Os portugueses que participam no Second Life têm um “discurso muito oficial”, no sentido em que importam para a plataforma “símbolos materiais muito ligados à história nacional”. Foi esta a conclusão a que chegou Paulo Frias, professor do curso de Ciências da Comunicação da Universidade do Porto, depois de ter estudado o comportamento dos portugueses na aplicação virtual.

“Há uma colonização enquanto metáfora”, refere o investigador, que defendeu, segunda-feira, na Universidade Nova de Lisboa, a tese de doutoramento “‘Novos Colonos’ – Comunicação, Representação e Apropriação do Espaço em Mundos Virtuais Online – A Comunidade Portuguesa em Second Life”.

Esta atitude é visível, por exemplo, na reprodução de símbolos nacionais, como é o caso de monumentos como a Torre de Belém, locais como a Praça do Comércio ou elementos típicos como manjericos e caravelas.

“Em primeiro lugar, nada obriga a que os elementos materiais estejam representados. Não se conseguem encontrar coisas mais experimentais.” É curioso, refere Frias, como “num mundo virtual que podia constituir um espaço de liberdade se escolhe copiar zonas que na realidade são limitadas”.

Ao terem a possibilidade de criar e vaguear livremente por espaços como o Mosteiro dos Jerónimos, os utilizadores conseguem, através do Second Life, ganhar privilégios que não teriam na vida real. “Por outro lado, constreem também sistemas de poder simbólico e de hierarquias” num mundo virtual, diz o investigador.

“No Second Life não tenho limitações de espaço, nem de tempo. Aqui elimino barreiras, que na realidade não me permitem exercer dominação”, exemplifica Paulo Frias, em alusão ao comportamento dos portugueses na plataforma.

Existe uma outra explicação para esta atitude, já do domínio da psicologia. “Há uma indução do conforto ao representar coisas que são mais familiares”. O investigador vai mais longe ao recordar uma situação vivida na ilha da UP. “Quando a estávamos a construir, aquilo não tinha nada. Apareceu uma rapariga e ela disse-me que não gostava muito [da ilha] porque não tinha mesas e cadeiras para falar com os amigos. No Second Life não é preciso. Há uma necessidade de reproduzir acções que nos fazem sentir confortáveis.”

Metodologia e outras conclusões

Para elaborar a sua tese, um dos métodos utilizados por Paulo Frias foi a realização de um inquérito, que foi respondido por 205 portugueses. Um número representativo num “universo difícil de estimar”, sublinha Frias, já que não se tem a certeza do número de portugueses na plataforma.

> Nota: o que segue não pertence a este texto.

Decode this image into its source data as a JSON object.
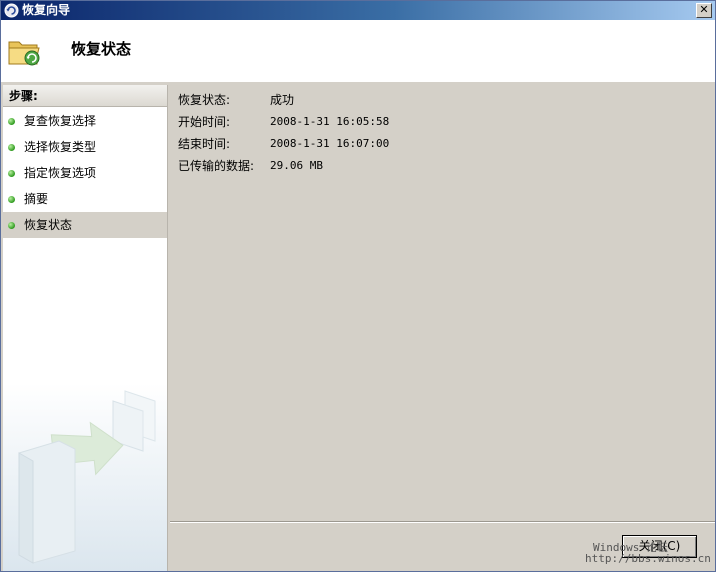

“No primeiro trimestre de 2010, soube que seis mil portugueses eram considerados utilizadores activos no Second Life, isto é, passavam mais de uma hora por dia lá. Mas não tenho a certeza destes números.”

Dos 205 membros que responderam ao inquérito, “65% tinham entre 35 e 49 anos, 24% tinham entre 18 e 35 e 11% tinham mais de 50 anos”. Nota-se que os mais jovens não são grandes fãs desta plataforma virtual. “No Second Life não há objectivos estruturados, os conteúdos são criados pelos utilizadores e há só um pouco de rede social.” Estas características afastam-nos, conclui o investigador.

Ainda assim, aos mais jovens pertenciam as “respostas mais conservadoras”. “Foi a faixa etária que mais importância deu à utilização do idioma português”, explica Frias.

Curiosamente, praticamente todos os inquiridos já tinham utilizado o Second Life para diferentes objectivos (lazer, educação e cultura e negócios) e até tinham mais de um avatar.

Para futuras investigações na área, Paulo Frias deixa a dica: “estudar outras comunidades”. E porquê? “Os brasileiros, por exemplo, que vão muito à nossa ilha, andam sempre super-produzidos. Os polacos são totalmente underground. Dão muita importância ao idioma, só falam polaco. Será que há formas diferentes de estar no Second Life?” Fica a questão.